Enquanto lutava contra as vestes e as malhas leves, olhei no quarto em que dormira essa noite ― ou que tentara, pelo menos ― e concluíra que sim, era um quarto élfico. As gravuras no batente da porta, a cama feita de carvalho e azevinho, a tapeçaria antiga e os mosaicos e vitrais no alto do teto, mesmo que não houvesse sol além deles.

A ferida da mordida do lobo já estava mais cicatrizada, mesmo sem possuir nada para me emprestar poder. Ainda assim, espalhei o unguento nos sulcos feitos pelos dentes e enfaixei o melhor que pude com os trapos que ela trouxera.

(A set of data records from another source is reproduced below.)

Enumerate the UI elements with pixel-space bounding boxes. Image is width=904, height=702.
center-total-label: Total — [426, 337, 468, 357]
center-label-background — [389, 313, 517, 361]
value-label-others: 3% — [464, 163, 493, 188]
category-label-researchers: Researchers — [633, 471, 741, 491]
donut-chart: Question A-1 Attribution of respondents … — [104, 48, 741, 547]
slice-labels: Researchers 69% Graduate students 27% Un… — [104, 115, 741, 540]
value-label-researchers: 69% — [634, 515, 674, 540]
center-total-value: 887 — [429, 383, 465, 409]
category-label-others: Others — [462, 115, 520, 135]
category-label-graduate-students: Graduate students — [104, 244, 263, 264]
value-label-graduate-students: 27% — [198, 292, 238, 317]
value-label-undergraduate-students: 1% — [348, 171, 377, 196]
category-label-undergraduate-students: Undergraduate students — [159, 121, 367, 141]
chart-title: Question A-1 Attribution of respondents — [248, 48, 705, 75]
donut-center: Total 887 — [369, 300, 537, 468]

Quando a Bruxa bateu à porta eu já estava vestido, com a dor do ferimento nada sendo senão um leve pinicar sob a malha.

Freya parou ao pé da porta, vestida de azul claro e branco, como aquele lugar, e acenou com o queixo para o corredor, antes de se virar.

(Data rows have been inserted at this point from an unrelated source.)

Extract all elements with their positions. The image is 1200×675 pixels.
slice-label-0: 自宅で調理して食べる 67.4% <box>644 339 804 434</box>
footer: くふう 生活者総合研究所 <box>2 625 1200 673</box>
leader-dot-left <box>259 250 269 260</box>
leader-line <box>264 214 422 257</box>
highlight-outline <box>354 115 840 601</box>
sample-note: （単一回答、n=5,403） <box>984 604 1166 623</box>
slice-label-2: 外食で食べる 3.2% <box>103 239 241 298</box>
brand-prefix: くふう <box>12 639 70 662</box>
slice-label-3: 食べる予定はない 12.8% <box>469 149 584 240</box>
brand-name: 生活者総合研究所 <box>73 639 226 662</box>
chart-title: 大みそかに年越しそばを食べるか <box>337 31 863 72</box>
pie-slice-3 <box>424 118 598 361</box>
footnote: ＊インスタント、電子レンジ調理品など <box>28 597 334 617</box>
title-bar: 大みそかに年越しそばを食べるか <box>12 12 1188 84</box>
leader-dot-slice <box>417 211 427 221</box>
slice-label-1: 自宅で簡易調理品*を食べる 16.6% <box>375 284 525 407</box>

― Apresse-se. Vai ser uma manhã longa.

Segui-a pelos corredores, mantendo uma distância segura o bastante. Sabia que ela sentia minha cautela, e tentei deixá-la ainda mais clara. ― apenas para lembrar-lhe que mesmo com toda sua hospitalidade, eu era um prisioneiro ali. Um prisioneiro enviado para matá-la.

Freya me guiou pelos corredores e caminhos bifurcados pelo que pareceram ser horas. Andávamos cada vez mais além, as paredes se estreitando à nossa volta e voltando a se abrir. Havia pontos em que as lamparinas embutidas sumiam e o caminho se inundava em escuridão, outros em que o teto cavernoso se abria acima de nossas cabeças, o céu cinzento temperando o ar com flocos finos de neve. Estávamos indo cada vez mais para as profundezas dos Dedos, direto para seu coração. Para Liawë. A Bruxa manteve-se em silêncio o caminho inteiro, as bordas de seu vestido arrastando-se sobre a pedra bruta.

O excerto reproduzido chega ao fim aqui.